If I accept the possibility of my wrongness, of my successful self-deception (especially in a moral sphere - a sphere inherently discrete from facts) then the situation becomes compounded: people with whom I vehemently disagree can be truthful, both morally righteous and operating from a position of factual accuracy. In this context, it then goes without saying that an ideological difference is not evidence of stupidity and it is, unquestionably, not evidence of dishonesty. That’s what makes the exchange above about Rumsfeld so unsettling: he could be right despite the certainty that he is wrong. It’s the Unknown Known.

~ JANUARY 24, 2017 ~
* Morris originally ventured to Florida to make a documentary about “Nub City” - so nicknamed for the town’s notorious and implausibly popular insurance scam where residents would cut off their own limbs to collect on guaranteed payouts. When he got there, he found that (obviously) no one wanted to speak on camera about felonious deception and, in fact, some folks expressed quite concretely that they would have preferred to see him dead rather than make the film.

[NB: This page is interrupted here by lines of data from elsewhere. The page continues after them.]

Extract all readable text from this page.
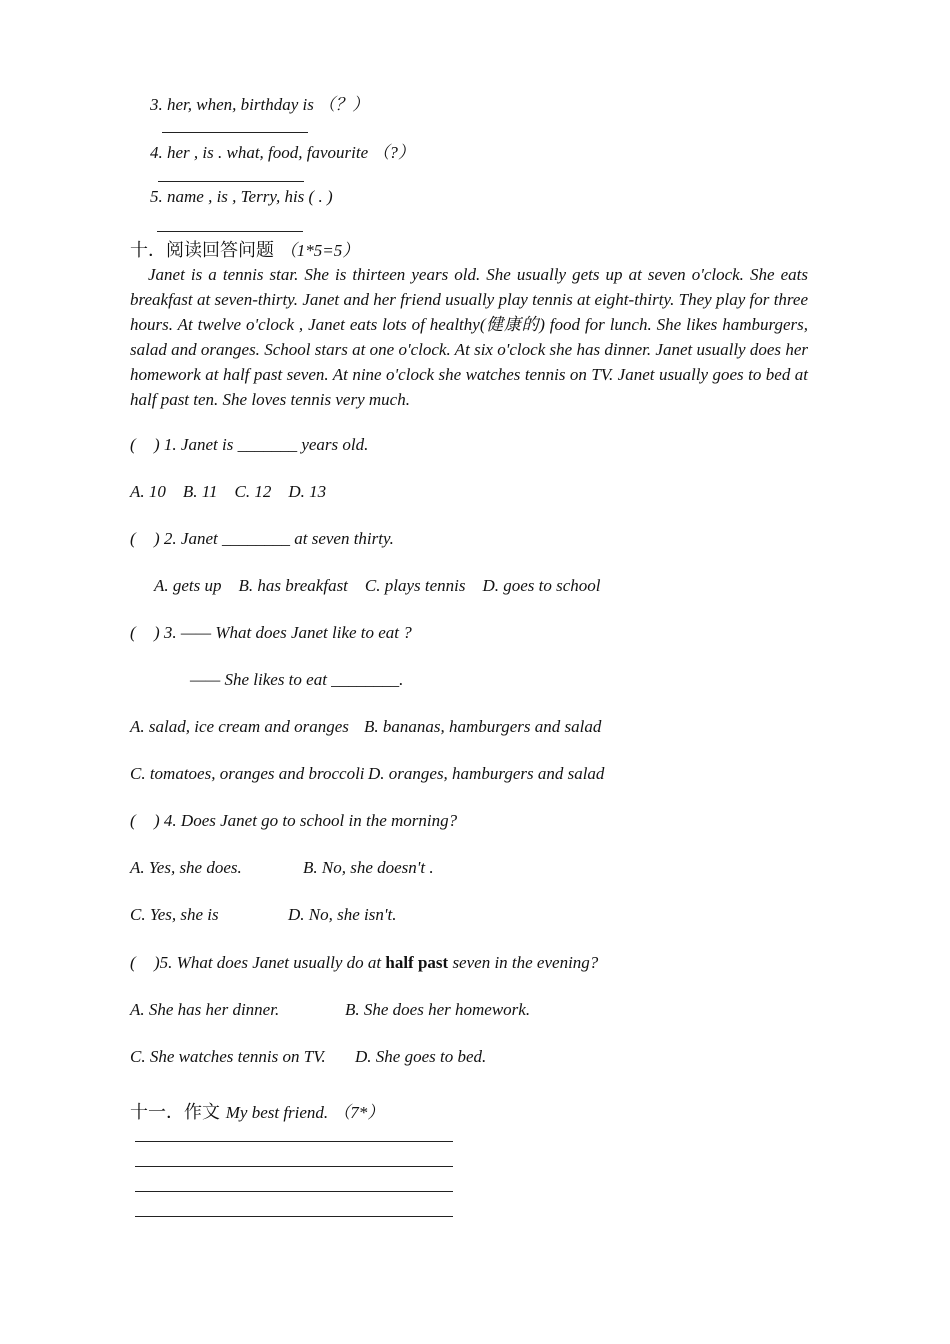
3. her, when, birthday is （？）
4. her , is . what, food, favourite （?）
5. name , is , Terry, his ( . )
十．阅读回答问题 （1*5=5）

Janet is a tennis star. She is thirteen years old. She usually gets up at seven o'clock. She eats breakfast at seven-thirty. Janet and her friend usually play tennis at eight-thirty. They play for three hours. At twelve o'clock , Janet eats lots of healthy(健康的) food for lunch. She likes hamburgers, salad and oranges. School stars at one o'clock. At six o'clock she has dinner. Janet usually does her homework at half past seven. At nine o'clock she watches tennis on TV. Janet usually goes to bed at half past ten. She loves tennis very much.

( ) 1. Janet is _______ years old.
A. 10    B. 11    C. 12    D. 13
( ) 2. Janet ________ at seven thirty.
A. gets up    B. has breakfast    C. plays tennis    D. goes to school
( ) 3. —— What does Janet like to eat ?
—— She likes to eat ________.
A. salad, ice cream and oranges B. bananas, hamburgers and salad
C. tomatoes, oranges and broccoli D. oranges, hamburgers and salad
( ) 4. Does Janet go to school in the morning?
A. Yes, she does.	B. No, she doesn't .
C. Yes, she is	D. No, she isn't.
( )5. What does Janet usually do at half past seven in the evening?
A. She has her dinner.	B. She does her homework.
C. She watches tennis on TV. D. She goes to bed.
十一．作文 My best friend. （7*）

** Errol Morris NY Times essay on the condition seems to be the source of the current popularity of the Dunning-Kruger effect as an explanation for the persistence of nearly every kind of policy and voting decision Leftists disagree with. The basic idea is that a study showed that the less test-takers knew about certain subjects, the more confident they would be of their answers on the test (and that more knowledgeable folks would accordingly be more prone to doubt their correctness.) There’s a ridiculous irony that after reading a short internet article folks immediately began applying the concept to their political adversaries and never to themselves. If you heard about Dunning-Kruger and immediately thought "Man, other people sure suffer from that all the time!" then you missed the entire goddamned point.
*** Of course, folks will naturally point out his bad science and explain how much smarter they are than Leuchter, how his problem really is simple stupidity. And that’s a background element of the film - but it is unquestionably a film about how human beings believe in things that aren’t true and how the reasons for doing so are far more frightening than “they’re evil” or “they’re dumb.” Keep in mind, Morris only added a section debunking Leuchter's bad science after showing an early cut of the film to a class of Harvard students who found Leuchter's claims to be convincing (in Morris' words, he had to then go back into the film and "prove the sky is blue") - personally, I've never been impressed by the caliber of thinker I've encountered from Harvard, but at very least you can't accuse them of being uneducated. Anyhoo, if all you take from Mr. Death is “don’t be dumb,” I truly pity you. And am terrified of what hideousness you’re capable of!
**** This sentence was originally written using the editorial “we,” which just goes to show how ingrained “our” resistance to self-examination is.
***** One final footnote for true footnote enthusiasts: in the piece I point out there's a possibility that the Vietnam war was inevitable - and I'd like to take that farther by suggesting that there's a possibility that war, rape, murder, disease, exploitation and misery are all inevitable aspects of humankind. Many knowledgaeble, responsible, civically-engaged people are aware of this possibility, but choose to live in hope and fight for a better future. But isn't that the purest form of self-deception possible? The anti-war advocate who knows that an end to all war is almost definitely an impossibility but chooses to take a moral stand against it or hope against hope for a better future? What does it mean to take up a fight which might be literally meaningless and treat it like the most essential moral position imaginable? What does it mean to live in the hope for a future that is laughably unrealistic? Or this: what does it mean to believe that any individual can have a clear and coherent effect on the flow of history when that is plainly untrue? It is without question noble. But it is also self-deception. I'l let someone more fond of buzzwords decide whether it constitutes narcissism or not.